Cris dans la bruine
de Yu Hua

critiqué par Dirlandaise, le 2 juin 2008
(Québec - 69 ans)


La note:  étoiles
Enfance à Nanmen
Un jeune garçon devenu adulte raconte ses souvenirs d'enfance et d'adolescence au sein d'une famille marquée par le comportement violent et fantasque du père. Difficile de résumer ce récit car ce sont des bribes de souvenirs, des petits bouts de vie narrés sans tenir compte de la chronologie. L'écriture de Yu Hua est toujours aussi lumineuse et agréable à lire et ses talents de conteur m'ont encore une fois séduite. Les thèmes de la famille et des relations entre ses membres, de l'amitié et de l'amour naissant forment la trame de cette chronique pour le moins mouvementée. Tout est raconté à travers les yeux d'un enfant qui observe son environnement d'un regard critique et qui découvre la dureté de la vie et surtout la lacheté, la cruauté et la brutalité de l'être humain envers ses semblables.

La famille du narrateur se compose du père, de la mère et de trois fils. Le père a un caractère instable et parfois, il se laisse aller à la violence physique envers son fils et aussi envers son propre père devenu un vieillard incapable de travailler donc considéré comme un parasite. Certains passages sont très durs. Notre jeune garçon doit supporter ce père qui boit et trompe sa femme avec la prostituée du quartier. À l'âge de six ans, il est vendu à un couple sans enfants dont la femme est obsédée par le peur de l'humidité et qui frôle la maladie mentale. Il restera six ans avec eux avant de devoir réintégrer sa vraie famille. Il se fera deux amis à l'école primaire qui finiront par le trahir honteusement.

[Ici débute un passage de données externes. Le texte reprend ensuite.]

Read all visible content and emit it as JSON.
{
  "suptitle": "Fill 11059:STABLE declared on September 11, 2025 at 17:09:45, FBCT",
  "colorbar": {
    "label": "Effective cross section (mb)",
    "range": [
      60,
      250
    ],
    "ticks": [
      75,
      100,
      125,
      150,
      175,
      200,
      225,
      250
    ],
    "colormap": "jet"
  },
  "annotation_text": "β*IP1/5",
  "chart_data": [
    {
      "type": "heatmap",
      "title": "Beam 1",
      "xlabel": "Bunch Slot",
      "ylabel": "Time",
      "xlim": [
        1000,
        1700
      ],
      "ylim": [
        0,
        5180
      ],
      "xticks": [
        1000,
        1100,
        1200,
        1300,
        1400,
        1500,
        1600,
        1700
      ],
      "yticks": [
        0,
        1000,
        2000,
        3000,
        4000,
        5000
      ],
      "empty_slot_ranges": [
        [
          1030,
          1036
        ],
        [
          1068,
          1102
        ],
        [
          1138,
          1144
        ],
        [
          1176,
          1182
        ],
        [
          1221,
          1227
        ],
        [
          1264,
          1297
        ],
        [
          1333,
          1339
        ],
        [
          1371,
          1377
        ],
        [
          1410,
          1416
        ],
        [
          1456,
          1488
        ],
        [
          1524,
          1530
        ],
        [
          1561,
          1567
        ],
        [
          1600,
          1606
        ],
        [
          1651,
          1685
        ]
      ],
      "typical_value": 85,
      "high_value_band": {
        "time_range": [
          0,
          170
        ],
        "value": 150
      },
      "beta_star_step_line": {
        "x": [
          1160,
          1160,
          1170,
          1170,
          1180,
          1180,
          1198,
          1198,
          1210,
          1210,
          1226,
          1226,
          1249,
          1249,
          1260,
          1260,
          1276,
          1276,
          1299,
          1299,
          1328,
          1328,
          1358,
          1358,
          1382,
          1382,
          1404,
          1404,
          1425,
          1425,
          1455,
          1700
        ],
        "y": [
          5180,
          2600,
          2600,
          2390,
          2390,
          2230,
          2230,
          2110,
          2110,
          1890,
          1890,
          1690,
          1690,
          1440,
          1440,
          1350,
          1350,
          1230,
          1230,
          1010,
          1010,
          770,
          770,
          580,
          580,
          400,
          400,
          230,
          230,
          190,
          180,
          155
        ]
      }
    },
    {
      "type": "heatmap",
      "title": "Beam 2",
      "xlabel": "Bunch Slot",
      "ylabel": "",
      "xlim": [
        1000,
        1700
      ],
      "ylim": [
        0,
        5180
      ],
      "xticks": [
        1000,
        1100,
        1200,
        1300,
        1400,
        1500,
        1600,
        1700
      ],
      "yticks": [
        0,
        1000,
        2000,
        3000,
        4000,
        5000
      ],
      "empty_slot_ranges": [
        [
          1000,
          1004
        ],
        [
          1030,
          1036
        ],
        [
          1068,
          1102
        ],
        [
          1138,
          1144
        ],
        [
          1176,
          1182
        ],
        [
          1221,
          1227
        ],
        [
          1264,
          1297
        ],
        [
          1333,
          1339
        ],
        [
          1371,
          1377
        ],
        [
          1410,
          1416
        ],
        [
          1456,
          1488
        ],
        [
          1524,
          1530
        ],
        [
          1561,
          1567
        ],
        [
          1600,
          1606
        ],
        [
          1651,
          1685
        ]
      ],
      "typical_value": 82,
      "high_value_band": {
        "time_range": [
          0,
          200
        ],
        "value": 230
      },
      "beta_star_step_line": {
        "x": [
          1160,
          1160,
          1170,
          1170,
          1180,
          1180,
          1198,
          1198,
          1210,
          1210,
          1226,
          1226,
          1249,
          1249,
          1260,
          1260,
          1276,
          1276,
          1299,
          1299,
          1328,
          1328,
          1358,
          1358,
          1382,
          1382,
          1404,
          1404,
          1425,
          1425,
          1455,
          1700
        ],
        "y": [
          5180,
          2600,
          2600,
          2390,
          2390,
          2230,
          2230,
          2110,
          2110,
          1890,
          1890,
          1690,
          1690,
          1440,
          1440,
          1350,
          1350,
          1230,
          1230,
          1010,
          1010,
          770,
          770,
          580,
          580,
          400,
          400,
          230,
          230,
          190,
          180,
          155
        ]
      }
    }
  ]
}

C'est la vie ordinaire qui est racontée avec ses petits drames, ses mesquineries, ses moments de court bonheur, ses angoisses, ses trahisons. La fin comporte un évènement spectaculaire qui viendra influer sur le destin de cet enfant extrêmement sensible et attachant, considéré comme pas grand chose par son père et qui souffre cruellement du manque d'amour et de chaleur humaine.

Un très beau récit déployé d'une façon simple et harmonieuse par l'écriture talentueuse de Yu Hua.

"À cet instant, je vis distinctement son visage qui avait subi les ravages du temps et dont les rides apparaissaient nettement. Quand elle posa sur moi son regard qui avait perdu sa fougue juvénile, ce fut comme si une poussière sombre flottait vers moi. Elle se détourna et marcha vers le puits, exposant sans pitié à ma vue ses fesses tombantes et sa taille épaisse. Ce fut à ce moment que je m'éloignai. Le chagrin qui me submergeait n'était pas dû à ma disparition de la mémoire de Feng Yuqing, mais plutôt au fait que pour la première fois, j'assistais de mes propres yeux au cruel flétrissement de la beauté."